There's a pattern in the codebase. Caught you using it last week without knowing what it was.

student (thinking)

So the simple version — just pass — is fine for "I want callers to know the type." The version with __init__ is for "I want callers to know the type AND extract data from it."

teacher (focused)

Right. Build the complexity you need. Start with the simple one. If callers are asking for the data, add __init__ and store attributes.

student (focused)

And the super().__init__() part sends the message up to Exception, so when people print the exception or see it in a traceback, they still get the readable message.

teacher (encouraging)

Perfect. The message is for humans reading tracebacks. The attributes are for code catching it and making decisions.

student (curious)

What if I need a whole family of order-related errors? InvalidOrderError, OutOfStockError, ShippingError?

teacher (serious)

Make a parent OrderError class. All three inherit from it. Then callers can catch OrderError if they want to handle anything order-related, or catch the specific one if they need to.
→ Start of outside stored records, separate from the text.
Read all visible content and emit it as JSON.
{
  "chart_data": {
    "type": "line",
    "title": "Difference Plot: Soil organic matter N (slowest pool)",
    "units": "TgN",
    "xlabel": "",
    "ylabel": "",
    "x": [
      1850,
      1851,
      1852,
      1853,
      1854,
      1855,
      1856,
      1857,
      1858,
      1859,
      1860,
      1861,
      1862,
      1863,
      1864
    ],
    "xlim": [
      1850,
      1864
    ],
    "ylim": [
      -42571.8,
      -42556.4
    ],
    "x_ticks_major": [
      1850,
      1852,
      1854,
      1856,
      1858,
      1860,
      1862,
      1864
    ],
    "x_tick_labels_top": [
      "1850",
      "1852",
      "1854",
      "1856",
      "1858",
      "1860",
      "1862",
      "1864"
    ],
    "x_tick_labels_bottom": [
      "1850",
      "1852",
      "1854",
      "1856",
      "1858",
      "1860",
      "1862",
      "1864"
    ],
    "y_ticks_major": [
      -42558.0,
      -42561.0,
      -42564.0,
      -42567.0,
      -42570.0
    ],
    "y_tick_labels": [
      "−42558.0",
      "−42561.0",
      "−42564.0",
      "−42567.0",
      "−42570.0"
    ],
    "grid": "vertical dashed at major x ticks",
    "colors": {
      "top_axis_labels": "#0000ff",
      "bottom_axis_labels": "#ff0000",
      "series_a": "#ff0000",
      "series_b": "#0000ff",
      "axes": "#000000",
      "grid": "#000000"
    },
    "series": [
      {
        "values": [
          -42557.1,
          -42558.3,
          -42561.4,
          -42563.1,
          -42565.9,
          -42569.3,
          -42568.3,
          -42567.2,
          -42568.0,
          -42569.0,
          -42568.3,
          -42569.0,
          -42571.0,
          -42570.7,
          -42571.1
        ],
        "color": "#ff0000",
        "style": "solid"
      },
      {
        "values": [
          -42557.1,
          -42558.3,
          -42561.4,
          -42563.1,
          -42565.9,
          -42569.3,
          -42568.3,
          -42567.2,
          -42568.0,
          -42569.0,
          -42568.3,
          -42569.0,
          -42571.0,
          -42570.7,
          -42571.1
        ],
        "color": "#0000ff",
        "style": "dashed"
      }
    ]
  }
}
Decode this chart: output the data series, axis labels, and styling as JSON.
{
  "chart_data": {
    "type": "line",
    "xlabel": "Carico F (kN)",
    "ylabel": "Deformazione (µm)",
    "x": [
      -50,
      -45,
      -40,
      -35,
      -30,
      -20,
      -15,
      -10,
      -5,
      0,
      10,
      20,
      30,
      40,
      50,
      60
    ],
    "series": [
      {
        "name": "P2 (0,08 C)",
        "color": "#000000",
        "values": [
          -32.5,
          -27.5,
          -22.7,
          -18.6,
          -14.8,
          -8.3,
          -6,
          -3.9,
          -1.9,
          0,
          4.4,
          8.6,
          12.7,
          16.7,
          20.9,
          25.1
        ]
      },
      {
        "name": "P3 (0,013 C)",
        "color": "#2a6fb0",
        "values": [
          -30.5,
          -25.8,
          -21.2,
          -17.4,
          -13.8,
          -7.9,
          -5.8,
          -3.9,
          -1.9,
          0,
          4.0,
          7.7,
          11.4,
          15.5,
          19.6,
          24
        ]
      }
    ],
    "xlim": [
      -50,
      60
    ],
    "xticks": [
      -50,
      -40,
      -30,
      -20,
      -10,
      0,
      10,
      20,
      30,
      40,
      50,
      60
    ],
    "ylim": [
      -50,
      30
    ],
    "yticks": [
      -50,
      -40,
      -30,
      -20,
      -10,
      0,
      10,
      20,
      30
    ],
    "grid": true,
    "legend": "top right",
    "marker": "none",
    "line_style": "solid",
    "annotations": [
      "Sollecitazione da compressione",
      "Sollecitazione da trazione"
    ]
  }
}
class OrderError(Exception):
    """Base class for all order processing errors"""
    pass

class InvalidOrderError(OrderError):
    pass

class OutOfStockError(OrderError):
    pass

class ShippingError(OrderError):
    pass

try:
    result = process_order(123, 5, 3)
except ShippingError:
    print("Call the shipping partner")
except OrderError:
    print("Something went wrong with the order")
student (proud)

I could catch all order errors, or just the specific ones. That's the whole idea of class hierarchies.

teacher (excited)

And now you're thinking like the codebase. Amir probably has an OrderError hierarchy somewhere. Next time you see InvalidOrderError, you'll know why it's there.

student (thinking)

Tomorrow we're doing the with statement, right?

teacher (neutral)

Tomorrow. Which is really about "what happens when your try block raises an exception — how do we guarantee cleanup?"

student (curious)

Like database connections or file handles?

teacher (proud)

Exactly. You'll see why custom exceptions pair with context managers. Today you learned to raise errors that mean something. Tomorrow you'll learn to raise them safely.